Archived Content

Information identified as archived is provided for reference, research or recordkeeping purposes. It is not subject to the Government of Canada Web Standards and has not been altered or updated since it was archived. Please contact us to request a format other than those available.

Without a trace

Background

Media reports appeared in the press in the summer of 2008 concerning litigation related to a wrongful dismissal action filed in court against the National Gallery of Canada (NGC). Those reports, based on documents filed with the court, suggested that records were destroyed and/or individuals were counselled to destroy records that may have been responsive to an Access to Information Act request.

Section 67.1 of the Act makes it an offence to destroy, mutilate or alter a record, or direct, propose, counsel or cause any person in any manner to do such things with the intent to deny a right of access under this Act. A person who contravenes this section of the Act is guilty of an indictable offence and liable to imprisonment for a term not exceeding two years or a fine not exceeding $10,000 or both; or an offence punishable on summary conviction and liable to imprisonment for a term not exceeding six months or to a fine not exceeding $5,000 or to both.

In light of the serious nature of these allegations, the Information Commissioner initiated a complaint against the National Gallery of Canada, and we launched an investigation into the matter.

Resolving the complaint

The NGC cooperated fully with our investigation.
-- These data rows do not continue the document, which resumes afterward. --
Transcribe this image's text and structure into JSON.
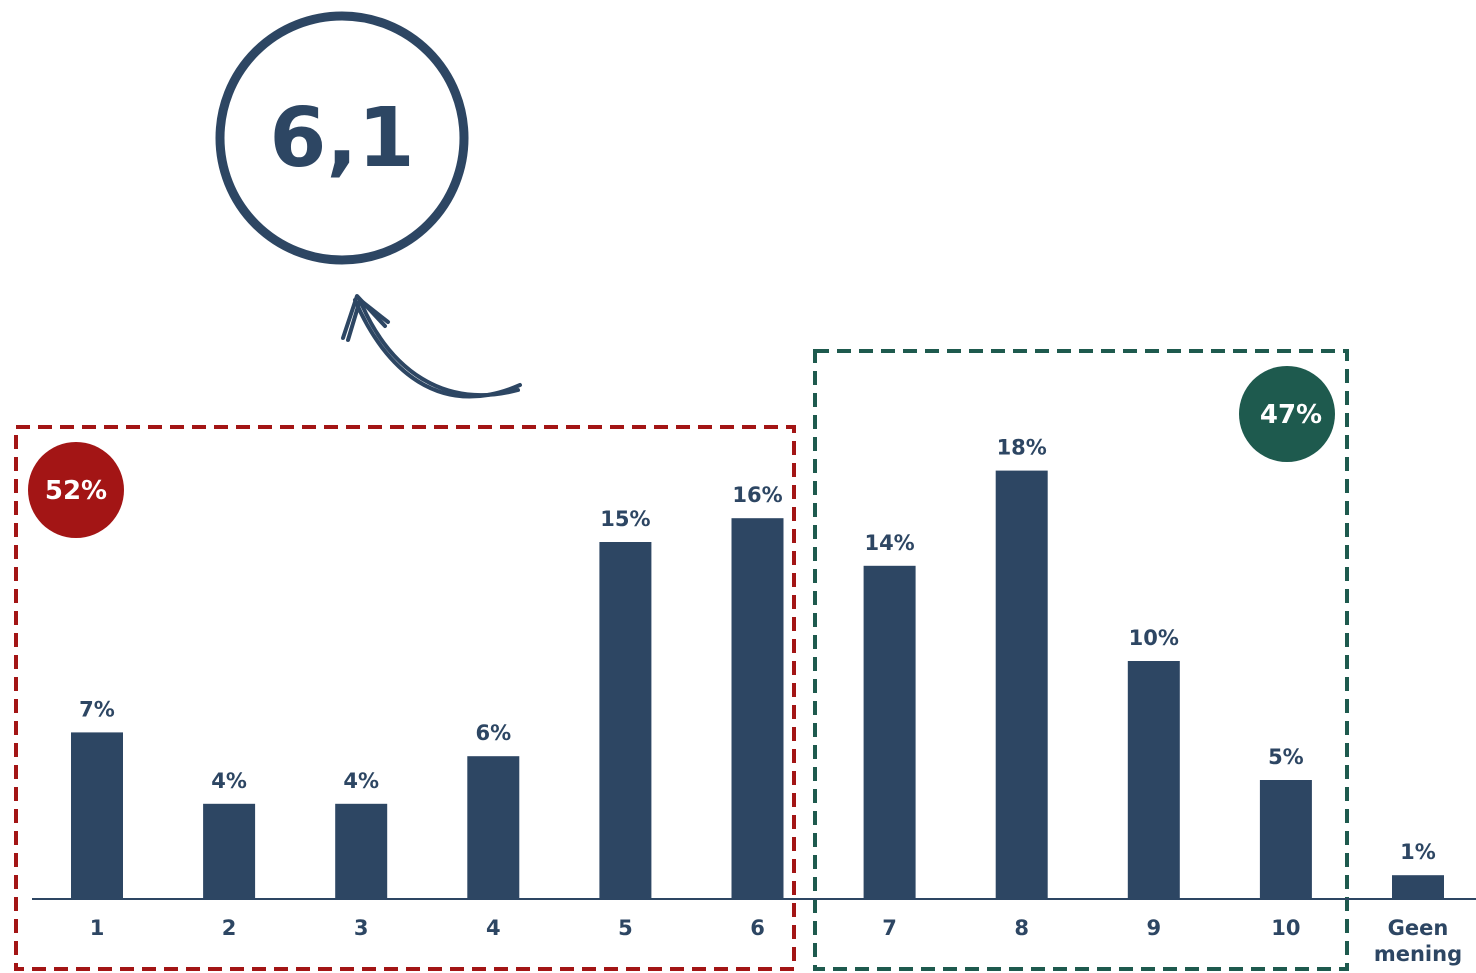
{
  "score": {
    "value": "6,1"
  },
  "groups": {
    "low": {
      "label": "52%",
      "color": "#a31515"
    },
    "high": {
      "label": "47%",
      "color": "#1e5a4e"
    }
  },
  "colors": {
    "bar": "#2d4663",
    "axis": "#2d4663",
    "text": "#2d4663",
    "badge_text": "#ffffff"
  },
  "chart_data": {
    "type": "bar",
    "categories": [
      "1",
      "2",
      "3",
      "4",
      "5",
      "6",
      "7",
      "8",
      "9",
      "10",
      "Geen mening"
    ],
    "values": [
      7,
      4,
      4,
      6,
      15,
      16,
      14,
      18,
      10,
      5,
      1
    ],
    "data_labels": [
      "7%",
      "4%",
      "4%",
      "6%",
      "15%",
      "16%",
      "14%",
      "18%",
      "10%",
      "5%",
      "1%"
    ],
    "ylim": [
      0,
      18
    ],
    "grid": false,
    "legend": "none"
  }
}
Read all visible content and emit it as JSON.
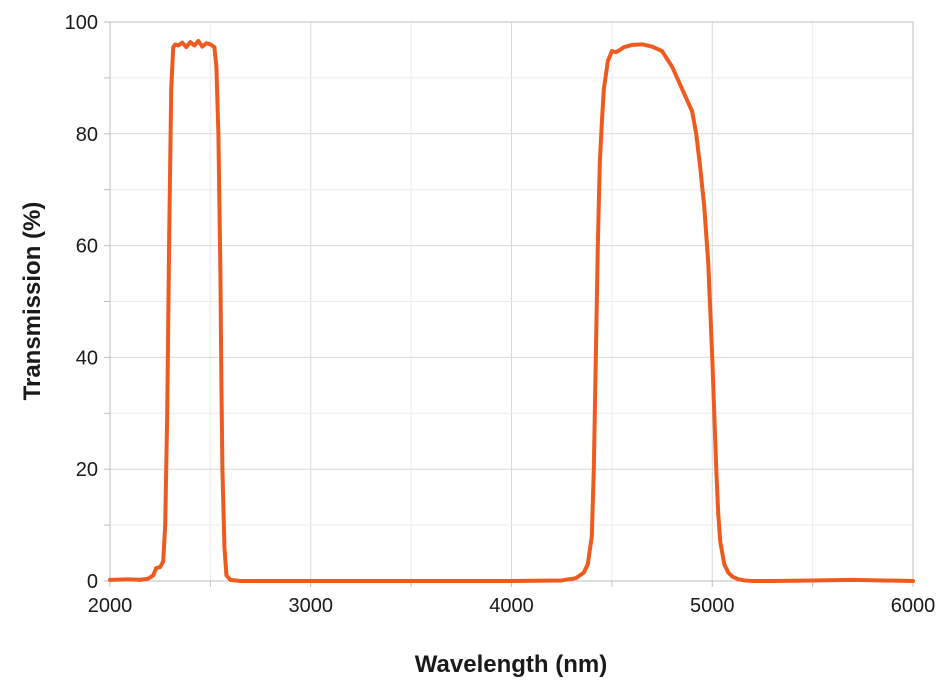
{
  "chart_data": {
    "type": "line",
    "title": "",
    "xlabel": "Wavelength (nm)",
    "ylabel": "Transmission (%)",
    "xlim": [
      2000,
      6000
    ],
    "ylim": [
      0,
      100
    ],
    "x_ticks": [
      2000,
      3000,
      4000,
      5000,
      6000
    ],
    "y_ticks": [
      0,
      20,
      40,
      60,
      80,
      100
    ],
    "grid": true,
    "legend": "none",
    "line_color": "#ef5a1e",
    "series": [
      {
        "x": [
          2000,
          2100,
          2150,
          2190,
          2215,
          2230,
          2250,
          2265,
          2275,
          2285,
          2295,
          2305,
          2315,
          2325,
          2340,
          2360,
          2380,
          2400,
          2420,
          2440,
          2460,
          2480,
          2500,
          2520,
          2530,
          2540,
          2550,
          2555,
          2560,
          2570,
          2580,
          2600,
          2650,
          3000,
          3500,
          4000,
          4250,
          4320,
          4360,
          4380,
          4400,
          4410,
          4420,
          4430,
          4440,
          4450,
          4460,
          4480,
          4500,
          4520,
          4540,
          4560,
          4600,
          4650,
          4700,
          4750,
          4800,
          4850,
          4900,
          4920,
          4940,
          4960,
          4980,
          5000,
          5010,
          5020,
          5030,
          5040,
          5060,
          5080,
          5100,
          5130,
          5160,
          5200,
          5300,
          5500,
          5700,
          6000
        ],
        "y": [
          0.2,
          0.3,
          0.2,
          0.4,
          1,
          2.3,
          2.5,
          3.5,
          10,
          30,
          62,
          88,
          95.5,
          96,
          95.8,
          96.3,
          95.5,
          96.4,
          95.8,
          96.6,
          95.6,
          96.2,
          96.0,
          95.5,
          92,
          80,
          55,
          35,
          20,
          6,
          1,
          0.2,
          0,
          0,
          0,
          0,
          0.1,
          0.5,
          1.5,
          3,
          8,
          20,
          40,
          60,
          75,
          82,
          88,
          93,
          94.8,
          94.6,
          95.0,
          95.5,
          95.9,
          96.0,
          95.6,
          94.8,
          92,
          88,
          84,
          80,
          74,
          67,
          57,
          40,
          30,
          20,
          12,
          7,
          3,
          1.5,
          0.8,
          0.3,
          0.1,
          0,
          0,
          0.1,
          0.2,
          0
        ]
      }
    ]
  }
}
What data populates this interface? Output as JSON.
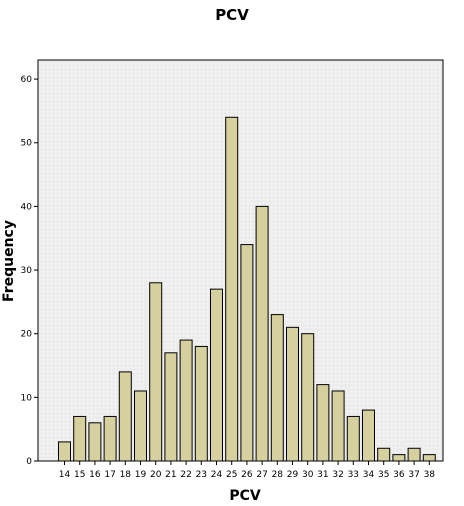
{
  "chart_data": {
    "type": "bar",
    "title": "PCV",
    "xlabel": "PCV",
    "ylabel": "Frequency",
    "categories": [
      "14",
      "15",
      "16",
      "17",
      "18",
      "19",
      "20",
      "21",
      "22",
      "23",
      "24",
      "25",
      "26",
      "27",
      "28",
      "29",
      "30",
      "31",
      "32",
      "33",
      "34",
      "35",
      "36",
      "37",
      "38"
    ],
    "values": [
      3,
      7,
      6,
      7,
      14,
      11,
      28,
      17,
      19,
      18,
      27,
      54,
      34,
      40,
      23,
      21,
      20,
      12,
      11,
      7,
      8,
      2,
      1,
      2,
      1
    ],
    "ylim": [
      0,
      63
    ],
    "yticks": [
      0,
      10,
      20,
      30,
      40,
      50,
      60
    ],
    "grid": false,
    "colors": {
      "bar_fill": "#d6d09e",
      "bar_stroke": "#000000",
      "plot_bg": "#eeeeee"
    }
  }
}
We examined two issues. First and foremost, we looked at whether, in fact, records had been destroyed that related to an access request and whether some individuals had been counselled to destroy those records. Second, we looked at all the possible factors giving rise to those events, including corporate leadership, e-mail and access to information policies in place at the time of these events, and the availability of training for employees and senior management at the time of this incident.
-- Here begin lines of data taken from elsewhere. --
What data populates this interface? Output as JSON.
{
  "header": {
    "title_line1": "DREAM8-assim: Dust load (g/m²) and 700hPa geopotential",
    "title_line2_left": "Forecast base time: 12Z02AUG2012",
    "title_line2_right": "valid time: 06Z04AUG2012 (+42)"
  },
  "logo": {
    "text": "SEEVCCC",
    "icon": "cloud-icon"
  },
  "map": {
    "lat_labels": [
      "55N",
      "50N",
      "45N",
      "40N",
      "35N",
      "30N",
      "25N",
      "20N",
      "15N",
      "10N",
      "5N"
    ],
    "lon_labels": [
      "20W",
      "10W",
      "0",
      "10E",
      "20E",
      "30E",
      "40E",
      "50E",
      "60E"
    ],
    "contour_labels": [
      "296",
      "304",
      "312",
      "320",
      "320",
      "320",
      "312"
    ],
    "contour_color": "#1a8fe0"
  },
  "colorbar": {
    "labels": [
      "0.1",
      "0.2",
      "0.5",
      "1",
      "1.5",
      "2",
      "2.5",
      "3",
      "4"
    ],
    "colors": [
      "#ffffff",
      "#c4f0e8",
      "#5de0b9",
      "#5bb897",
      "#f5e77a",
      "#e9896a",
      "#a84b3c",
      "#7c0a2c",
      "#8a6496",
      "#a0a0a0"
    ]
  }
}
It should be noted that upon learning of the incident involving the destruction of records, the NGC immediately took remedial action. In recognizing the seriousness of the incident, it adopted a number of measures to address deficiencies to ensure that similar incidents do not take place in the future. Since it adopted these measures before our investigation got underway, we did not make any specific recommendations. We did, however, make a number of observations in arriving at our findings.

Our investigation found as a fact that records responsive to the access to information request were destroyed and individuals were counselled to destroy records during the course of the processing of the request. While we found these to be the facts of the matter, we did not investigate nor did we make any findings regarding whether these actions were done “with intent to deny a right of access under [the] Act” as set out in section 67.1.

Our mandate is to conduct administrative investigations into federal institutions’ compliance with the Act and to make findings of fact. We cannot conduct criminal investigations nor can we assign civil or criminal liability. That said, in conducting an investigation, we may uncover evidence of a possible commission of an offence which may lead us to refer the matter to the Attorney General of Canada as provided under the Act.

In this case, we did find evidence of an offence having been committed under section 67.1. As a result, the Information Commissioner has referred this matter to the Attorney General of Canada.

In finding this complaint to be well founded and resolved, we made the following observations to the NGC.

First, despite the existence of policies such as the “Computer equipment – E-mail – Internet Access – Electronic documents (2005)”, we found that there was a general lack of computer use and e-mail training for the majority of non-information technology staff. This contributed to employees being unaware of both the proper use of e-mail, as well as their retention and disposal policies.

Second, we observed that at the time of the incident, employees had the ability to erase all traces of e-mails thereby enabling employees to permanently delete these records. Following the incident in question, the NGC disabled this function so that henceforth only certain employees in the Information Technology Branch would be able to perform this function.

Third, after the incident, the NGC amended its “Policies and Procedures: Computer equipment – E-mail – Internet Access – Electronic documents (Nov. 2008)”, the “ATIP Policy (Nov. 2008)”, and “E-mail Etiquette (Nov. 2008)” and made all such policies available on the Intranet. It also directed management to familiarize themselves with the policies, and directed management to educate employees of such policies. Furthermore these policies are now part of the orientation training presented to all new employees.

Finally, although some training was given to employees, we found that at the time of the incident, leadership and guidance from the corporate sector was lacking with regards to access to information and privacy (ATIP) training. Such training was not provided on a consistent basis to existing employees, nor was it offered in sufficient detail to new employees as part of their orientation. Also, the training for employees (particularly senior management) on such ATIP policies, and on the duties and responsibilities therein was lacking. There should have been continuous training on the subject, and mandatory training for any new employee. The policies and procedures in place concerning access to information and privacy were, likewise, deficient.

The NGC asked us to review its ATIP and e-mail usage policies. We will work with the NGC to clarify those policies outside the ambit of this investigation.

Lessons learned

It is the responsibility of institutions to fully train employees on its ATIP and information management policies and practices so that they know and understand their legal obligations under the Act. By not providing the knowledge and support, institutions run the risk of their staff making decisions that may lead to serious consequences when handling access to information requests.